The inhibitory of heat-induced albumin denaturation activity of the compound ranged in IC50 values from 7.20 mM to 33.86 mM (Table 1, Figure 2). In this series, the compound 2c containing N-methylpiperazine moiety exhibited the highest activity, which was comparable with that of diclofenac sodium (IC50 = 8.03 mM), while the parent compound (DHZ, 1) did not exhibit the heat-induced albumin denaturation. The previous study reported that several anti-inflammatory drugs had shown the ability to inhibit heat-induced albumin denaturation.23-24 Another study indicated that although there was no complete correlation, several compounds of acetamido[(phenyl-4’-yl)-oxymethyl)]-2-(p-substituted phenylamino)-1,2,4-triazoles and -1,3,4-thiadiazoles which showed good inhibition of denaturation also exhibited significant in vivo anti-inflammatory activity by carrageenan-induced edema in the rat paw.25 Therefore the title compounds promising to have potential anti-inflammatory activity.
The free-radical DPPH scavenging activity of the compounds ranged in IC50 values from 50.23 μM to 147.64 μM (Table 1, Figure 3). In this series, the compound 2e containing dimethylamine moiety was found to be the highest and showed moderate activity compared to that of quercetin (IC50 = 21.74 μM). Mostly the antioxidant activity of the Mannich bases derivatives of DHZ was higher than that of the parent compound (DHZ, 1) (IC50 = 103.35 μM). The previous study reported that the hydroxy phenolic group of DHZ is essential for antioxidant activity through hydroxy radical scavengers.3,26 The results indicate that most of the aminomethyl groups (Mannich bases) of the compounds enhance the ability of the hydroxy group to scavenge the radical. At curcumin analogs, the electron-donating groups are improving the antioxidant activity,27 while recent study reported that the Mannich base of cyclovalone derivatives containing dimethylamine and diethylamine moiety had a higher free-radical DPPH scavenging activity than that the parent compound. The higher the basicity of N atom of the Mannich base, the higher the activity.28 However, the relationship is not shown in the Mannich derivatives of DHZ. Therefore further studies need to be done to explain any factors affecting the antioxidant activity of phenolic compounds by the introduction of Mannich bases.

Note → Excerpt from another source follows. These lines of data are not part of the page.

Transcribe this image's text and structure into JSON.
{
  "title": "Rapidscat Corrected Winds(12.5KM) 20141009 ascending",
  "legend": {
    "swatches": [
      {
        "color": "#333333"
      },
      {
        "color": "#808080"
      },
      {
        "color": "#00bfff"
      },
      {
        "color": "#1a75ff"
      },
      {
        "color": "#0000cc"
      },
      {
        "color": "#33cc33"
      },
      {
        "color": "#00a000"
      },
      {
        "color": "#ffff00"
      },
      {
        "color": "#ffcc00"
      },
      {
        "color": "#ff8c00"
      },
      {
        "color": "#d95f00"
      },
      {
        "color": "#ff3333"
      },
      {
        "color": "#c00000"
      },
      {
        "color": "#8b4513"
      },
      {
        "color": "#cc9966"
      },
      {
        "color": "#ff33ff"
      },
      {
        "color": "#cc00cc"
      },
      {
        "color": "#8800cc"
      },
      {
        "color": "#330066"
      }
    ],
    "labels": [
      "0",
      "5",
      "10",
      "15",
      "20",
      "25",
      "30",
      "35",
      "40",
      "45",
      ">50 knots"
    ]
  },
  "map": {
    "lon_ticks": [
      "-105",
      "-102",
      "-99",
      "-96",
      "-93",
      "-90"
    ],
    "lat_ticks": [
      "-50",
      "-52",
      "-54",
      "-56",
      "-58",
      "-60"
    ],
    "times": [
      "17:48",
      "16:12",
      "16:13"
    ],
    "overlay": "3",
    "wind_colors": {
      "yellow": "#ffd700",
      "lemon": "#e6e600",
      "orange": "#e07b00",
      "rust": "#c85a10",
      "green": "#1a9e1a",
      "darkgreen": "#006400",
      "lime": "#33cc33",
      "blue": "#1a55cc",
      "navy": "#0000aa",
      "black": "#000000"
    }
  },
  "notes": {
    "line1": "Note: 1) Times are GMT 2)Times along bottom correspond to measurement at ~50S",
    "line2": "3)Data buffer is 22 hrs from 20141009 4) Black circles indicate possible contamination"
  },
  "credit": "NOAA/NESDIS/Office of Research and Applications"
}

A series of five new Mannich bases of dehydrozingerone (DHZ) derivatives were synthesized successfully and evaluated for their anti-inflammatory activity through inhibiting heat-induced albumin denaturation and antioxidant activity employing free radical DPPH scavenging activity method. Using the method, all the synthesized compounds (2a-e) showed anti-inflammatory and antioxidant activity. Compound 2c containing N-methylpiperazine moiety showed the highest anti-inflammatory activity. The activity was comparable to diclofenac sodium. While compound 2e containing dimethylamine moiety exhibited the highest antioxidant activity. The compound exhibited moderate antioxidant activity compared to quercetin as standard.